Segmentation Fault while running basic swarm

@rhyolight AWS Ubuntu 14 Instance with 4 GB Ram is running fine now. Including basic swarm test.:slight_smile: Thanks a lot !

@helge I have a Ubuntu 15 server with 16 GB RAM. Memory should not be a issue for that I guess.

1 Like

@csbond007, you said the problem went away after you switched to AWS Ubuntu 14 with 4 GB.

What about Ubuntu 15? Can you confirm that the tests run fine on Ubuntu 15 (no memset SEGFAULT, etc.)?

I am experiencing exact same SEGFAULT with the same backtrace and python run_nupic_tests.py -u hang behavior on Ubuntu 16.04 running in VirtualBox on OS X El Capitan. I configured it with lots of RAM - anywhere between 4GB and 12GB, and that didn’t help.

The real root cause, as I discovered during my work on the manylinux nupic.bindings wheel, was due to the unanticipated confluence of runtime symbol preemption and c++ ABI incompatibility between nupic.bindings and pycapnp. I am going to document it here for “posterity”:

  1. When you encountered the SEGFAULT, you were running on Ubuntu 16.04, whose system headers and libraries were created using the updated c++11 ABI.
  2. capnproto sources in pycapnp are compiled upon installation using the Ubuntu 16.04 toolchain with those new c++11 ABI
  3. nupic.bindings was obtained either from from Numenta’s S3 or built elsewhere on either Ubuntu 12.04 or 14.04, using an older c++ ABI that is incompatible with the one on Ubuntu 16.04 (where pycapnp was built).
  4. nupic.bindings includes its own copy of capnproto c++ sources that is very close to the one included in pycapnp’s python extension. However, nupic.bindings’s capnproto c++ code was compiled as part of nupic.bindings using the older toolchain.
  5. Neither pycpanp nor nupic.bindigns were hiding their symbols, so all the symbols in pycapnp and nupic.bindings extensions were public, including the similar capnproto symbols, subjecting both libraries to symbol preemption during runtime linking.
  6. Notice in the stack trace quoted below that control from the destructor capnp::SchemaLoader::Impl::~Impl in pycapnp extension (capnp.so) is inadvertently transferred to methods compiled into the nupic.bindings extension _math.so. Recall that pycapnp’s capnp.so and nupic.bindings’ _math.so were compiled on different platforms using incompatible c++ ABI. This explains the SEGFAULT on Ubuntu 16.04 (pycanp and nupic.bindings extensions were compiled using INCOMPATIBLE c++ ABI) and no SEGFAULT on Ubuntu 14.04 (pycanp and nupic.bindings extensions were compiled using compatible c++ ABI)

Simple as that! :wink:

1 Like

As part of the manylinux wheel effort, I have taken several steps to alleviate this issue in nupic.bindings build:

  1. Hide all symbols in the nupic.bindings extension DSOs (except the python extension initialization function, of course) on *nix builds. This prevents unintended preemption of nupic.bindings symbols by other extensions and vise versa.
  2. Exclude capnproto sources from nupic.bindings extensions build and forcing preload of pycapnp, thus forcing a single capnproto build to be used. This solves the “hang” problem that both this thread’s author and I ran into. That problem resulted from an object created by pycapnp’s capnroto code (compiled on Ubuntu 16.04 with newer c++ ABI) being manipulated by nupic.bindings’ capnproto code (compiled on a system with an older, incompatible c++ ABI). It’s easy to see how this would lead to problems.
  3. Link nupic.bindings extension DSOs with static libstc++. In combination with the first item above, this ensures that nupic.bindings extensions can catch exceptions whose c++ ABI changed in newer toolchains (e.g, std::ios_base::failure). See also https://gcc.gnu.org/bugzilla/show_bug.cgi?id=66145 .

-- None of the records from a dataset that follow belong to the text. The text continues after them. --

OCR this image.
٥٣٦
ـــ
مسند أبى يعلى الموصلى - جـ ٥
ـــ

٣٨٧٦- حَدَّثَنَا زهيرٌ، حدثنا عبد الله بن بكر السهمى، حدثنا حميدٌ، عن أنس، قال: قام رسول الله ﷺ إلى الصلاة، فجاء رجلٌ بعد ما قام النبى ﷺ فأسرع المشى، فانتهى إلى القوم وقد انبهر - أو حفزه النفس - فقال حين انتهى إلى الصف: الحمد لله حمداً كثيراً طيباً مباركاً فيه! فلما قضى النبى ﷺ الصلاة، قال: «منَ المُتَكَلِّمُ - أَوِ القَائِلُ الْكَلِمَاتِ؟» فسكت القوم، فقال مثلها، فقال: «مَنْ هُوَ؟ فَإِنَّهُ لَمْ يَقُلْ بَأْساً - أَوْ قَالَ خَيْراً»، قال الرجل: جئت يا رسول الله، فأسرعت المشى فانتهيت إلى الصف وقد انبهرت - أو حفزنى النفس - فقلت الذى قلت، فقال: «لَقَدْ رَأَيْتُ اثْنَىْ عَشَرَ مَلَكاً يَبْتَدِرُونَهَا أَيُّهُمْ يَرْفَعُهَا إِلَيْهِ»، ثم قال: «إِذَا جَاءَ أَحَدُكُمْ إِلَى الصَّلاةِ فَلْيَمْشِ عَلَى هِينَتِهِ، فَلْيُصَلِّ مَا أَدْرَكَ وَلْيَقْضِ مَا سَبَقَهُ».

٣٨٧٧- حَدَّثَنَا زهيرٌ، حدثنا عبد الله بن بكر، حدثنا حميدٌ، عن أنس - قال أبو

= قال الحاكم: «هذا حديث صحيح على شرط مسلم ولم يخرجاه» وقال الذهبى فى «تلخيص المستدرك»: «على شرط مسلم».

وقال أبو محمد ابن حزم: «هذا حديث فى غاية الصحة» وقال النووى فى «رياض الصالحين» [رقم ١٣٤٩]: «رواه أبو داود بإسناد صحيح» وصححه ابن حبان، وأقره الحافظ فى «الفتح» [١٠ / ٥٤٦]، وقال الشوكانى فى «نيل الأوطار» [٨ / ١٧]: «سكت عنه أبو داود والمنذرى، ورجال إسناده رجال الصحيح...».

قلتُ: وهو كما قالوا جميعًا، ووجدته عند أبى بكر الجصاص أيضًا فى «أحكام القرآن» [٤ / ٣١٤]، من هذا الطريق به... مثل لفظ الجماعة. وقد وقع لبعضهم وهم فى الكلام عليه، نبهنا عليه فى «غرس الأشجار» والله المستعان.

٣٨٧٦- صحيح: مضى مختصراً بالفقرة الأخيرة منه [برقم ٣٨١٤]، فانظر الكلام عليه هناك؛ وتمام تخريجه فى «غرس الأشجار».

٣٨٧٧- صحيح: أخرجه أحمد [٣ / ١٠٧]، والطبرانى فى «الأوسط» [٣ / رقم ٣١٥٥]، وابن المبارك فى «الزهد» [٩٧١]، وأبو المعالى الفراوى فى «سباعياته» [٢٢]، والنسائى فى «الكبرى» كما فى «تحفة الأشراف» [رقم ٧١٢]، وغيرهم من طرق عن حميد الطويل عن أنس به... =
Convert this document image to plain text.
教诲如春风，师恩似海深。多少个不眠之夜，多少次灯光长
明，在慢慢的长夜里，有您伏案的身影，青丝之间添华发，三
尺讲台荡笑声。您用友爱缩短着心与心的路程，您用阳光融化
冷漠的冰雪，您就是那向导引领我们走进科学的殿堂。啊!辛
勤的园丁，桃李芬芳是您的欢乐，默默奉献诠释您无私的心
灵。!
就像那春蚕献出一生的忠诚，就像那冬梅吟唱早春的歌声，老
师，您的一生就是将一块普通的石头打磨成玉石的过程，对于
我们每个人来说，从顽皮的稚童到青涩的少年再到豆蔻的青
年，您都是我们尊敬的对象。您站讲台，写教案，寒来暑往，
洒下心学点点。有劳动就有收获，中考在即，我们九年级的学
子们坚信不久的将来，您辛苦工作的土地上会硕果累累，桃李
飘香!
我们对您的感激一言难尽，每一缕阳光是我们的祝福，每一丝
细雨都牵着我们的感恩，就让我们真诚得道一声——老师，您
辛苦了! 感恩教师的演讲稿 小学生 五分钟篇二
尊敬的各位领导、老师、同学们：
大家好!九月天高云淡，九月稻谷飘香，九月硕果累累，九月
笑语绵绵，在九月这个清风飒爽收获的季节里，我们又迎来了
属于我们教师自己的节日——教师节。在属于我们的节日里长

NOTE Step number 2 above is only a short-term solution as it relies on “promiscuous” behavior by a 3rd party python extension (pycapnp) that exposes all its symbols against python extension best practices. We will of course need to find a more robust solution for the long-term.

Hope this helps someone.

1 Like

Thank you, Vitaly! Your work is going to make it easier to install NuPIC on many systems for many people.